AI and generative AI (GenAI) are driving rapid increases in electricity consumption, with data centre forecasts over the next two years reaching as high as 160% growth, according to Gartner.

As a result, Gartner predicts 40% of existing AI data centres will be operationally constrained by power availability by 2027.

“The explosive growth of new hyperscale data centers to implement GenAI is creating an insatiable demand for power that will exceed the ability of utility providers to expand their capacity fast enough,” says Bob Johnson, vice-president analyst at Gartner.

“In turn, this threatens to disrupt energy availability and lead to shortages, which will limit the growth of new data centeres for GenAI and other uses from 2026.”

Gartner estimates the power required for data centres to run incremental AI-optimized servers will reach 500 terawatt-hours (TWh) per year in 2027, which is 2,6-times the level in 2023.

Source: Gartner (November 2024)

“New larger data centers are being planned to handle the huge amounts of data needed to train and implement the rapidly expanding large language models (LLMs) that underpin GenAI applications,” says Johnson. “However, short-term power shortages are likely to continue for years as new power transmission, distribution and generation capacity could take years to come online and won’t alleviate current problems.”

In the near future, the number of new data centres and the growth of GenAI will be governed by the availability of power to run them.

Gartner recommends organisations determine the risks potential power shortages will have on all products and services.

 

Electricity prices will increase

The inevitable result of impending power shortages is an increase in the price of power, which will also increase the costs of operating LLMs, according to Gartner.

“Significant power users are working with major producers to secure long-term guaranteed sources of power independent of other grid demands,” says Johnson. “In the meantime, the cost of power to operate data centers will increase significantly as operators use economic leverage to secure needed power. These costs will be passed on to AI/GenAI product and service providers as well.”

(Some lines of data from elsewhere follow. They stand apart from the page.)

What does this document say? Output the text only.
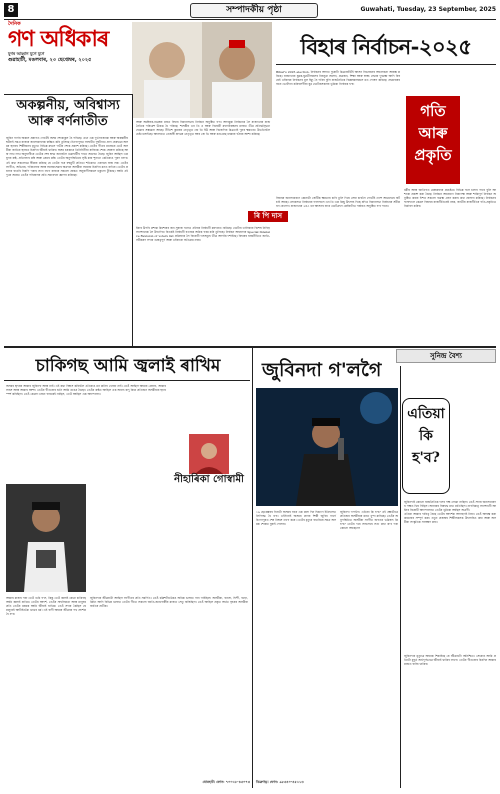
8	সম্পাদকীয় পৃষ্ঠা	Guwahati, Tuesday, 23 September, 2025
দৈনিক
গণ অধিকাৰ
যুগৰ আহ্বান যুগে যুগে
গুৱাহাটী, মঙলবাৰ, ২৩ ছেপ্তেম্বৰ, ২০২৫
অকল্পনীয়, অবিশ্বাস্য
আৰু বৰ্ণনাতীত
জুবিন গাৰ্গৰ অকাল প্ৰয়াণত গোটেই অসম শোকাকুল হৈ পৰিছে। এনে এক দুৰ্ভাগ্যজনক আৰু অকল্পনীয় ঘটনাই সমগ্ৰ ৰাজ্যৰ জনসাধাৰণক স্তম্ভিত কৰি তুলিছে। চিংগাপুৰত সংঘটিত দুৰ্ঘটনাত প্ৰাণ হেৰুওৱা অসমৰ হৃদয়ৰ শিল্পীজনৰ মৃত্যুত বিভিন্ন মহলে গভীৰ শোক প্ৰকাশ কৰিছে। তেওঁৰ গীতৰ মাজেৰে তেওঁ অসমীয়া জাতিৰ হৃদয়ত চিৰদিন জীয়াই থাকিব। অসম চৰকাৰে তিনিদিনীয়া ৰাজ্যিক শোক ঘোষণা কৰিছে আৰু লাখ লাখ অনুৰাগীয়ে তেওঁক শেষ শ্ৰদ্ধা জনাবলৈ গুৱাহাটীৰ পথত সমবেত হৈছে। জুবিন আছিল এক যুগৰ কণ্ঠ, প্ৰতিবাদৰ কণ্ঠ আৰু প্ৰেমৰ কণ্ঠ। তেওঁৰ অনুপস্থিতিয়ে সৃষ্টি কৰা শূন্যতা কেতিয়াও পূৰণ নহ'ব। এই কথা সকলোৱে স্বীকাৰ কৰিছে যে তেওঁৰ দৰে বহুমুখী প্ৰতিভা শতিকাত এবাৰহে জন্ম লয়। তেওঁৰ সংগীত, অভিনয়, পৰিচালনা আৰু সমাজসেৱাৰ অৱদান অসমীয়া সমাজে চিৰদিন মনত ৰাখিব। তেওঁৰ প্ৰয়াণৰ বাতৰি বিয়পি পৰাৰ লগে লগে ৰাজ্যৰ সকলো প্ৰান্তত অনুৰাগীসকলে চকুলো টুকিছে। আমি এই দুখৰ সময়ত তেওঁৰ পৰিয়ালৰ প্ৰতি সমবেদনা জ্ঞাপন কৰিছো।
বিহাৰ নিৰ্বাচন-২০২৫
গতি
আৰু
প্ৰকৃতি
আৰু অক্টোবৰ-নৱেম্বৰ মাহত বিহাৰ বিধানসভাৰ নিৰ্বাচন অনুষ্ঠিত হ'ব। আগন্তুক নিৰ্বাচনক লৈ ৰাজ্যখনৰ ৰাজনৈতিক পৰিৱেশ উত্তপ্ত হৈ পৰিছে। শাসকীয় এন ডি এ আৰু বিৰোধী মহাগঠবন্ধনৰ মাজত তীব্ৰ প্ৰতিদ্বন্দ্বিতা হোৱাৰ সম্ভাৱনা আছে। নীতিশ কুমাৰৰ নেতৃত্বত জে ডি ইউ আৰু বিজেপিৰ মিত্ৰতাই পুনৰ ক্ষমতাত উভতিবলৈ চেষ্টা চলাইছে। আনহাতে তেজস্বী যাদৱৰ নেতৃত্বত আৰ জে ডি আৰু কংগ্ৰেছে চৰকাৰ গঠনৰ আশা কৰিছে।
ৰি পি দাস
ইয়াৰ উপৰি প্ৰশান্ত কিশোৰৰ জন সুৰাজ দলেও এইবাৰ নিৰ্বাচনী ময়দানত নামিছে। ভোটাৰ তালিকাৰ বিশেষ নিবিড় সংশোধনক লৈ উত্থাপিত বিতৰ্কই নিৰ্বাচনী বতাহক অধিক গৰম কৰি তুলিছে। নিৰ্বাচন আয়োগৰ Special Intensive Revision of voters list প্ৰক্ৰিয়াক লৈ বিৰোধী দলসমূহে তীব্ৰ আপত্তি দৰ্শাইছে। বিহাৰৰ ৰাজনীতিত জাতি-সমীকৰণ সদায় গুৰুত্বপূৰ্ণ আৰু এইবাৰো ব্যতিক্ৰম নহয়।
Bihar's 2025 election. নিৰ্বাচনৰ আগত দুয়োটা মিত্ৰজোঁটেই আসন বিভাজনৰ আলোচনা আৰম্ভ কৰিছে। ৰাজ্যখনৰ যুৱক-যুৱতীসকলৰ নিবনুৱা সমস্যা, প্ৰব্ৰজন, শিক্ষা আৰু স্বাস্থ্য সেৱাৰ দুৰৱস্থা আদি বিষয়েই এইবাৰৰ নিৰ্বাচনৰ মূল ইছ্যু হৈ পৰিব বুলি ৰাজনৈতিক বিশ্লেষকসকলে মত পোষণ কৰিছে। প্ৰথমবাৰৰ বাবে ভোটদান কৰিবলগীয়া যুৱ ভোটাৰসকলৰ ভূমিকা নিৰ্ণায়ক হ'ব।
বিহাৰৰ জনসাধাৰণে কোনটো জোঁটক ক্ষমতাৰ চাবি তুলি দিয়ে সেয়া চাবলৈ গোটেই দেশে আগ্ৰহেৰে বাট চাই আছে। লোকসভা নিৰ্বাচনৰ ফলাফলে এন ডি এক কিছু উৎসাহ দিছে যদিও বিধানসভা নিৰ্বাচনৰ সমীকৰণ বেলেগ। ৰাজ্যখনৰ ২৪৩ খন আসনৰ বাবে ভোটগ্ৰহণ কেইবাটাও পৰ্যায়ত অনুষ্ঠিত হ'ব পাৰে।
ধৰ্মীয় আৰু জাতিগত মেৰুকৰণৰ প্ৰচেষ্টাও বিভিন্ন দলে চলাব পাৰে বুলি আশংকা প্ৰকাশ কৰা হৈছে। নিৰ্বাচন আয়োগে নিৰপেক্ষ আৰু শান্তিপূৰ্ণ নিৰ্বাচন অনুষ্ঠিত কৰাৰ দিশত সকলো ব্যৱস্থা গ্ৰহণ কৰাৰ কথা ঘোষণা কৰিছে। নিৰ্বাচনৰ ফলাফলে কেৱল বিহাৰৰ ৰাজনীতিয়েই নহয়, জাতীয় ৰাজনীতিৰ গতি-প্ৰকৃতিও নিৰ্ধাৰণ কৰিব।
চাকিগছ আমি জ্বলাই ৰাখিম
অসমৰ হৃদয়ৰ আমাৰ জুবিনদা আৰু নাই। এই কথা বিশ্বাস কৰিবলৈ এতিয়াও মন মানিব খোজা নাই। তেওঁ আছিল আমাৰ প্ৰেৰণা, আমাৰ সাহস আৰু আমাৰ আশা। তেওঁৰ গীতবোৰ শুনি আমি ডাঙৰ হৈছো। তেওঁৰ কণ্ঠত আছিল এক অনন্য যাদু যিয়ে প্ৰতিজন অসমীয়াৰ হৃদয় স্পৰ্শ কৰিছিল। তেওঁ কেৱল এজন গায়কেই নাছিল, তেওঁ আছিল এক আন্দোলন।
নীহাৰিকা গোস্বামী
জুবিনদাৰ জীৱনটো আছিল সংগীতৰ প্ৰতি সমৰ্পিত। তেওঁ চল্লিশটাতকৈও অধিক ভাষাত গান গাইছিল। অসমীয়া, বাংলা, হিন্দী, বড়ো, মিচিং আদি বিভিন্ন ভাষাত তেওঁৰ গীতে সকলো জাতি-জনগোষ্ঠীৰ মাজত সেতু বান্ধিছিল। তেওঁ আছিল প্ৰকৃত অৰ্থত বৃহত্তৰ অসমীয়া জাতিৰ প্ৰতীক।
আমাৰ মাজৰ পৰা তেওঁ গুচি গ'ল, কিন্তু তেওঁ জ্বলাই যোৱা চাকিগছ আমি জ্বলাই ৰাখিম। তেওঁৰ আদৰ্শ, তেওঁৰ সাহসিকতা আৰু মানুহৰ প্ৰতি তেওঁৰ মৰমক আমি জীয়াই ৰাখিম। তেওঁ সদায় কৈছিল যে মানুহেই আটাইতকৈ ডাঙৰ ধৰ্ম। এই বাণী আমাৰ জীৱনৰ পথ প্ৰদৰ্শক হৈ ৰ'ব।
যোৰহাট। ফোন: ৭০০২৮-৪৫০৭৩
সুনিন্দ্ৰ বৈশ্য
জুবিনদা গ'লগৈ
এতিয়া
কি
হ'ব?
১৯ ছেপ্তেম্বৰৰ দিনটো অসমৰ বাবে এক কলা দিন হিচাপে ইতিহাসত লিপিবদ্ধ হৈ ৰ'ব। এইদিনাই অসমৰ প্ৰাণৰ শিল্পী জুবিন গাৰ্গে চিংগাপুৰত শেষ নিশ্বাস ত্যাগ কৰে। তেওঁৰ মৃত্যুৰ বাতৰিয়ে সমগ্ৰ অসমক শোকত বুৰাই পেলায়।
জুবিনদা গ'লগৈ। এতিয়া কি হ'ব? এই প্ৰশ্নটোৱে প্ৰতিজন অসমীয়াৰ মনত খুন্দা মাৰিছে। তেওঁৰ অনুপস্থিতিত অসমীয়া সংগীত জগতৰ ভৱিষ্যৎ কি হ'ব? তেওঁৰ দৰে সাহসেৰে সত্য কথা ক'ব পৰা কোনো আছেনে?
জুবিনদাই কোনো ৰাজনৈতিক দলৰ পক্ষ লোৱা নাছিল। তেওঁ সদায় জনসাধাৰণৰ পক্ষত থিয় দিছিল। অন্যায়ৰ বিৰুদ্ধে মাত মাতিছিল। নাগৰিকত্ব সংশোধনী আইনৰ বিৰোধী আন্দোলনত তেওঁৰ ভূমিকা আছিল অগ্ৰণী।
এতিয়া আমাৰ দায়িত্ব হৈছে তেওঁৰ আদৰ্শক আগবঢ়াই নিয়া। তেওঁ আৰম্ভ কৰা কামবোৰ সম্পূৰ্ণ কৰা। নতুন প্ৰজন্মৰ শিল্পীসকলক উৎসাহিত কৰা আৰু অসমীয়া সংস্কৃতিক সংৰক্ষণ কৰা।
জুবিনদাৰ মৃত্যুৱে আমাক শিকাইছে যে জীৱনটো অনিশ্চিত। সেয়েহে আমি প্ৰতিটো মুহূৰ্ত অৰ্থপূৰ্ণভাৱে জীয়াই থাকিব লাগে। তেওঁৰ গীতবোৰ চিৰদিন আমাৰ মাজত বাজি থাকিব।
ডিব্ৰুগড়। ফোন: ৯৮৫৪০-৪৫২১৩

Gartner recommends that organisations evaluate future plans anticipating higher power costs and negotiate long-term contracts for data center services at reasonable rates for power.

They should also factor significant cost increases when developing plans for new products and services, while looking for alternative approaches that require less power.

 

Sustainability goals will suffer 

Zero-carbon sustainability goals will also be negatively affected by short-term solutions to provide more power, as surging demand is forcing suppliers to increase production by any means possible.

In some cases, this means keeping fossil fuel plants that had been scheduled for retirement in operation beyond their scheduled shutdown.

“The reality is that increased data center use will lead to increased CO2 emissions to generate the needed power in the short-term,” says Johnson. “This, in turn, will make it more difficult for data center operators and their customers to meet aggressive sustainability goals relating to CO2 emissions.”

Data centres require 24/7 power availability, which renewable power such as wind or solar cannot provide without some form of alternative supply during periods when not generating power, according to Gartner. Reliable 24/7 power can only be generated by either hydroelectric, fossil fuel or nuclear power plants.

In the long-term, new technologies for improved battery storage (like sodium ion batteries) or clean power (such as small nuclear reactors) will become available and help achieve sustainability goals.

Gartner recommends organisations re-evaluate sustainability goals relating to CO2 emissions in light of future data centre requirements and power sources for the next few years.

When developing GenAI applications, they should focus on using a minimum amount of computing power and look at the viability of other options such as edge computing and smaller language models.